Dakarmidi- Qu’est-ce qui distingue l’homme de l’animal ? Question terrible, complexe et insoluble tant l’immédiat, l’apparence ou l’évidence devient un danger pour la pensée libre et soutenue.
Si nous voulons saisir l’humaine condition sous un jour nouveau, il serait judicieux de l’appréhender sous la grille psychologique. Ce qui donne tout son sens à la problématique de la peur. Qu’est-ce que la peur ? Qui éprouve ce sentiment qui rend coi ? Peut-on traverser l’existence sans être habité par ce sentiment ?
Au regard d’une approche historique, nous pouvons dire que la peur a l’âge de l’humanité. Si elle peut avoir comme déclinaison l’anxiété, le désarroi, le sentiment d’abandon, le pressentiment d’une menace qui pourrait mettre notre vie en danger, c’est qu’elle tient plus au psychisme qu’à une quelconque réalité physique. La conscience de sa présence au monde laisse édifier ce saisissement que quelque chose plane sur nous. Suis-je le maître de moi-même dans cet immense espace dont le silence me trouble ? La peur a une dimension métaphysique. Blaise Pascal n’est pas loin de la problématique en parlant de frayeur.
Avant d’aller plus loin, disons que la peur est un sentiment comme la joie. Elle est de l’ordre de l’impalpable, de l’insaisissable.
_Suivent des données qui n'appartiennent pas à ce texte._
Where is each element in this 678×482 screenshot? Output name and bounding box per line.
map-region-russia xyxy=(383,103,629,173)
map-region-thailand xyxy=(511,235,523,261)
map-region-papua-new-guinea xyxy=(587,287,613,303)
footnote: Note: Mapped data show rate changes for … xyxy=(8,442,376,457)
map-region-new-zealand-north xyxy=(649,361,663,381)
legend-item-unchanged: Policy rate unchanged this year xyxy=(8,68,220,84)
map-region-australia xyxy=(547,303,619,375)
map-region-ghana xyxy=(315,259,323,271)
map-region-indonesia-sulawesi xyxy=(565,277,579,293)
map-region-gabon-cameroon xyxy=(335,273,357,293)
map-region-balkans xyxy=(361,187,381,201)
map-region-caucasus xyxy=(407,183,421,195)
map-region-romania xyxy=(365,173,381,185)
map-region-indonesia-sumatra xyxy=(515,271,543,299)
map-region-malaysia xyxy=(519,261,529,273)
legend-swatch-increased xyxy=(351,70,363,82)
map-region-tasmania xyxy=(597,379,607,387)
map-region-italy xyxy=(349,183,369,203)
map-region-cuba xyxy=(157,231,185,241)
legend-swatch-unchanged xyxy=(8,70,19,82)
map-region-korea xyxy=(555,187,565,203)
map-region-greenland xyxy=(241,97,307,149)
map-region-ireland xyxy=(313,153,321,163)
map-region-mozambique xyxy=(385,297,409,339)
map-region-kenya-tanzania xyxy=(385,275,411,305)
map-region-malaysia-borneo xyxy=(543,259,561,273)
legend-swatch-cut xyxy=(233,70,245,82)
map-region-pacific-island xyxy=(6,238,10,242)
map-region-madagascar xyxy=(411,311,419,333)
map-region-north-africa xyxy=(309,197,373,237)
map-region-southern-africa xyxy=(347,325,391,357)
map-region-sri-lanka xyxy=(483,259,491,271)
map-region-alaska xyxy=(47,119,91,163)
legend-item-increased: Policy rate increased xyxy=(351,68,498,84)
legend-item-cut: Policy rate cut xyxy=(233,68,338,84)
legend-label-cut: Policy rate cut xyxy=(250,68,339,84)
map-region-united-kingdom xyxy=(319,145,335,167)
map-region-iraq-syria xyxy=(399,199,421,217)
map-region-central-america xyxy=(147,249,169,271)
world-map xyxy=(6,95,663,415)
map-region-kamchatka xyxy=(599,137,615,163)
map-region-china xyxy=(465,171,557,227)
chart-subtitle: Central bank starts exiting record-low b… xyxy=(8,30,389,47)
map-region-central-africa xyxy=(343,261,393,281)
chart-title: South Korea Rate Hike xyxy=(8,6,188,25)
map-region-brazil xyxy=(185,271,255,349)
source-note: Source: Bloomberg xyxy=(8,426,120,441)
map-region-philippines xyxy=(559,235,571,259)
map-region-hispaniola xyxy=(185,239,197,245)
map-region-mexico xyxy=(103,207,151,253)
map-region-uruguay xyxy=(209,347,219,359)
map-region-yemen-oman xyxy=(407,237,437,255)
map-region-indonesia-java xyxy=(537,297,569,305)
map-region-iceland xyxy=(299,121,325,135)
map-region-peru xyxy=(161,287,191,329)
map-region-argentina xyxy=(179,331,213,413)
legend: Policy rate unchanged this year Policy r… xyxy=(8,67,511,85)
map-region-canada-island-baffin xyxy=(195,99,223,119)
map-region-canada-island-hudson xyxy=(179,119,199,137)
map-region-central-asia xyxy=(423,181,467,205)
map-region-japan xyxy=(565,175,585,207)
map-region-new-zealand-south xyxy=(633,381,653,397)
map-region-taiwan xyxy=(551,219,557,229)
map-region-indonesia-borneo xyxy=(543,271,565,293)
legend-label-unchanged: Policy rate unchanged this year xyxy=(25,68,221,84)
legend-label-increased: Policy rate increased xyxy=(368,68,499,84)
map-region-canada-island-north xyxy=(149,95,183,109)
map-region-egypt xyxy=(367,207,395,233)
Ma peur révèle le sens que j’ai de l’écart entre ce qui m’englobe et moi-même. Donc la peur n’est pas un non-sens, un vide psychologique. Elle a tout d’un contenant plein de son contenu. De par sa plénitude dans les entrailles de l’homme, la peur devient un état qui, loin de rabaisser l’homme, l’élève dans ce qu’il est : un être fragile.
C’est l’homme qui a peur sinon il n’y a rien est l’expression pleine de sens de l’artiste comédien du nom de Gohou. La peur est humaine.
La fragilité se décline dans l’absence de mot pour nommer la chose qui fait peur dans l’instant où elle se dévoile à nous ne serait-ce que le temps fugace d’un clignement de l’œil. Il y a dans la peur un sentiment de désespoir. La métaphore de l’engloutissement sans possibilité de se sauver est ce qui rend mieux compte de l’effroi qui est l’autre nom de la peur.
Javert et Jean Valjean sont deux figures que Victor Hugo a su distribuer de part et d’autre de la précaire zone où s’exprime une partie de notre humanité : la conscience.
Qui se surprend à penser est déjà saisi par ce qui le dépasse. La nuit est sombre et la terreur y dicte sa loi. Mais le jour aussi n’est pas innocent de toute frayeur. Dans l’obscurité comme sous la lumière, l’homme est habité par quelque chose de profond.
Avec tout ce que nous venons de dire, l’homme ne peut pas vivre dans un présent où il revisite le passé et appréhende l’avenir sans connaitre ce sentiment qui peut prendre autant de couleurs que l’appareil auditif en prend pour les sonorités.
Qu’en est-il de la peur de soi et de l’avenir ? Nous pourrons y revenir très prochainement.